Ecclestone Ukir Sejarah di Lord's: Pemecah Rekal Inggris di Tengah Nostalgia Legenda
Baca dalam 60 detik
- Sophie Ecclestone memecahkan rekor wicket terbanyak Inggris di semua format dengan 336, melewati Katherine Sciver-Brunt.
- Pertandingan ini merupakan Test wanita pertama di Lord's, diwarnai penghormatan kepada para pemain era amatir yang membuka jalan.
- Rekor ini menegaskan dominasi Ecclestone di kancah internasional, bersaing ketat dengan Deepti Sharma menuju 400 wicket.

Sophie Ecclestone resmi mencatatkan namanya sebagai pemegang rekor wicket terbanyak Inggris di semua format kriket internasional setelah sukses menjatuhkan Sayali Satghare pada hari pertama Test wanita pertama di Lord's, Kamis (22/6). Pemain spin kiri berusia 27 tahun itu mengoleksi 336 wicket, melampaui catatan Katherine Sciver-Brunt yang sebelumnya memegang rekor dengan 335 wicket.
Pencapaian itu terjadi di tengah momen bersejarah bagi kriket wanita Inggris. Lord's, yang selama puluhan tahun menjadi simbol eksklusivitas pria, akhirnya menjadi tuan rumah Test wanita. ECB memanfaatkan kesempatan ini untuk memberikan penghormatan kepada para legenda era amatir, seperti Enid Bakewell dan Anya Shrubsole, yang berjuang di masa ketika wanita bahkan belum diizinkan menjadi anggota MCC. Mereka membunyikan bel di lapangan sebelum pertandingan, sebuah momen emosional yang diakui oleh mantan pemain Alex Hartley sebagai "sangat mengharukan".
Bagi Indonesia, momen ini menjadi pengingat betapa pentingnya kesetaraan gender dalam olahraga. Di dalam negeri, kriket wanita masih berjuang untuk mendapatkan perhatian dan fasilitas yang setara. Keberhasilan Ecclestone dan pengakuan terhadap para pendahulunya bisa menjadi inspirasi bagi pengembangan kriket wanita di Indonesia, yang saat ini tengah didorong oleh Persatuan Cricket Indonesia (PCI) untuk lebih kompetitif di tingkat Asia.
Meskipun Inggris kalah dalam Piala Dunia T20 lima hari sebelumnya, semangat tim tidak surut. Seamer Issy Wong, yang absen di Piala Dunia, justru tampil gemilang dengan memecahkan kemitraan berbahaya Smriti Mandhana dan Jemimah Rodrigues. Wong mengaku senang bisa kembali bermain dengan bola merah setelah lebih dari sebulan hanya menjadi pemain cadangan. "Kami hanya punya empat bola merah di tas pelatih, tetapi senang bisa bowling lagi," ujarnya.
Pertandingan ini juga menyoroti jarangnya Test wanita dimainkan.

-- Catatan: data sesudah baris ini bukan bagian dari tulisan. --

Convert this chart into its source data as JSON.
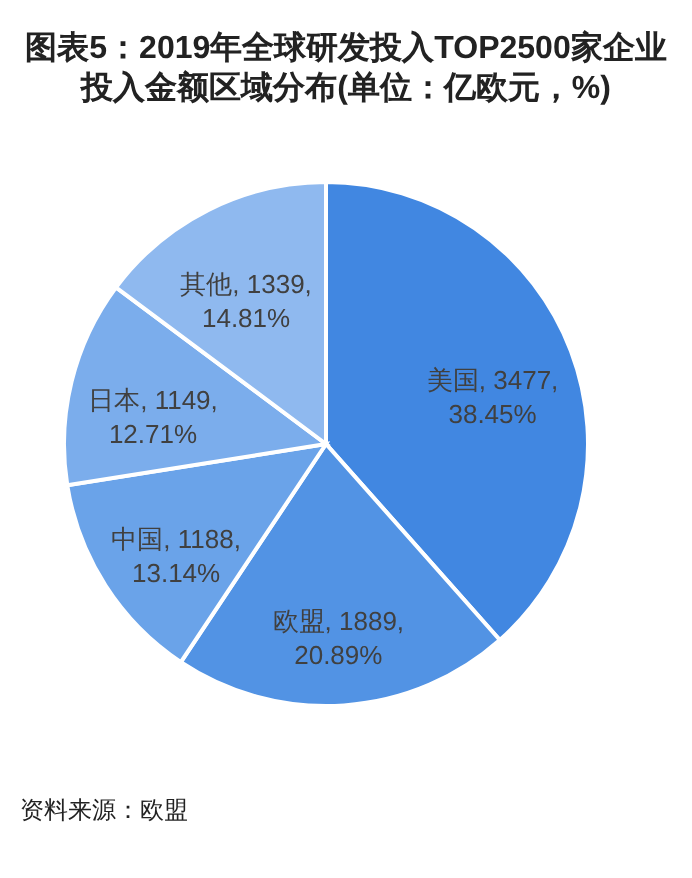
{
  "chart_data": {
    "type": "pie",
    "title": "图表5：2019年全球研发投入TOP2500家企业投入金额区域分布(单位：亿欧元，%)",
    "categories": [
      "美国",
      "欧盟",
      "中国",
      "日本",
      "其他"
    ],
    "values": [
      3477,
      1889,
      1188,
      1149,
      1339
    ],
    "value_labels": [
      "3477, 38.45%",
      "1889, 20.89%",
      "1188, 13.14%",
      "1149, 12.71%",
      "1339, 14.81%"
    ],
    "colors": [
      "#4187e1",
      "#5293e4",
      "#6aa3e9",
      "#7badec",
      "#8fb9ef"
    ],
    "annotations": [
      "资料来源：欧盟"
    ]
  }
}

Wong bahkan tidak membawa topi Test-nya dan harus diantar oleh ayahnya. Namun, antusiasme para pemain terhadap format terpanjang ini menjadi bukti bahwa kriket Test tetap relevan di era dominasi T20. Ecclestone sendiri mengaku tidak pernah membayangkan bisa mencapai rekor ini. "Berjalan keluar dari Long Room bersama mantan pemain... ya, hari sekali seumur hidup," katanya.
Ke depan, persaingan antara Ecclestone dan Deepti Sharma untuk menjadi wanita pertama yang mencapai 400 wicket internasional akan menjadi narasi menarik. Dengan usia yang masih muda, keduanya berpotensi terus memecahkan rekor. Namun, pertanyaan besarnya adalah: apakah federasi kriket global, termasuk ICC, akan memberikan lebih banyak kesempatan bagi Test wanita agar momen seperti ini tidak hanya menjadi nostalgia belaka?